Sebuah Harapan
Seperti biasanya, seseorang pernah menjatuhkan harap di sudut ruang. Dia membingkai harapan itu dengan baik. Dengan sebuah pita cantik dan bunga mawar berwarna merah. Entah, kutemukan harapan tersebut di sudut ruang yang tak pernah dijamah orang sedikit pun. Pun sekedar untuk singgah sebentar, lalu lalang saja tidak.
Harapan itu telah tergeletak di lantai tanpa kudengar sedikitpun suara ketukan pintu dari awal bertemu. Tak ada tatapan nyata ketika bertatap mata. Entah, hanya sesuatu yang tiba-tiba membuat harapan itu dititipkan tanpa kata.
Telah lama harapan itu kubuang jauh-jauh dari sudut ruang itu, tak kurasakan lagi harapan itu menggerayangi pikiranku. Sekali lagi kupastikan semua pintu tertutup rapat-rapat agar tak ada yang masuk untuk sekedar beristirahat.

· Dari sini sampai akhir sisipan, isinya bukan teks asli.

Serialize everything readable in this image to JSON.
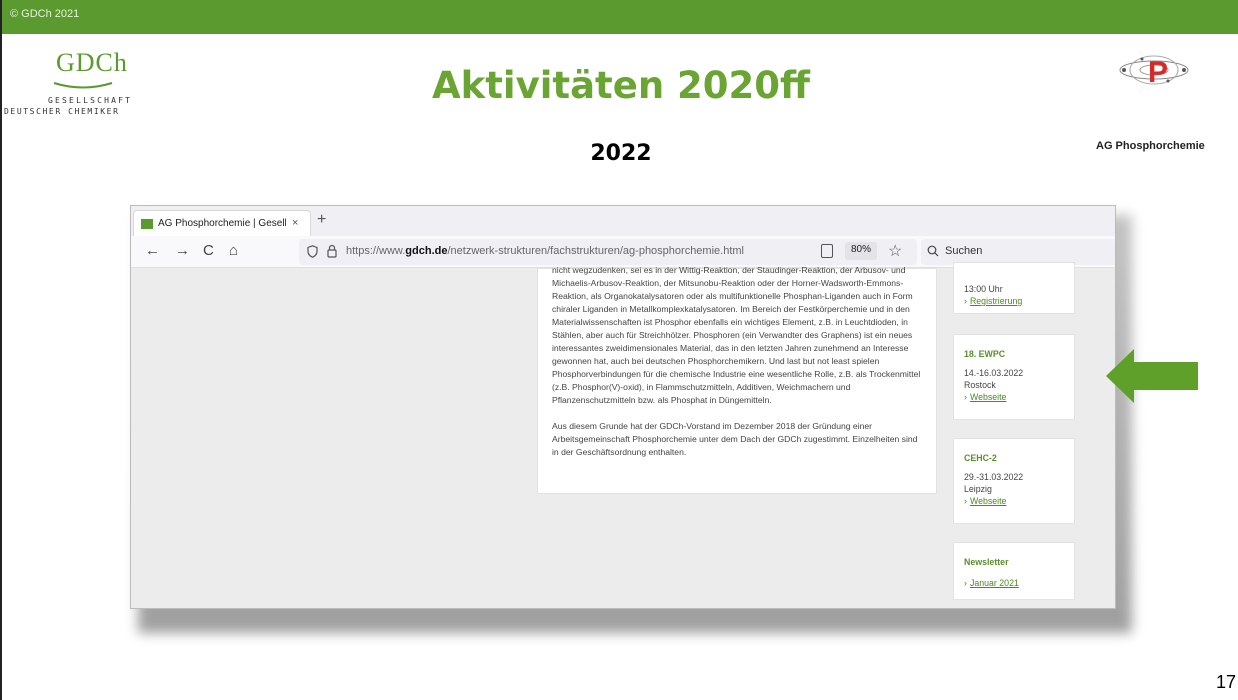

Setiap senja tiba, sesekali ku hanya membuka jendela untuk sekedar melihat bagaimana rupa senja setiap harinya. Senja selalu sama. Namun, guratnya yang berbeda. Itu yang kulihat dari kejauhan. Meski senja selalu menarik tanganku untuk melihat guratan-guratannya yang begitu menawan.
“Mari lihat setiap guratanku yang berbeda. Kau akan terpana” ucap senja.
Aku berkali-kali melangkah mundur, namun kembali ditarik lembut oleh sang senja. Aku berkali-kali menutup mata, meski senja berusaha membuatku memandang guratannya. Sampai senja selalu menunjukkan guratan kuning keemasannya.
Aku mencoba untuk menengok sedikit, namun kabut selalu menutupi. Aku tak begitu mengerti mengapa kabut tiba-tiba datang dan guratan itu menghilang. Setiap kali kucoba melangkah maju, kabut tersebut keranjingan ribut melepas tanganku dari sang senja. Entahlah.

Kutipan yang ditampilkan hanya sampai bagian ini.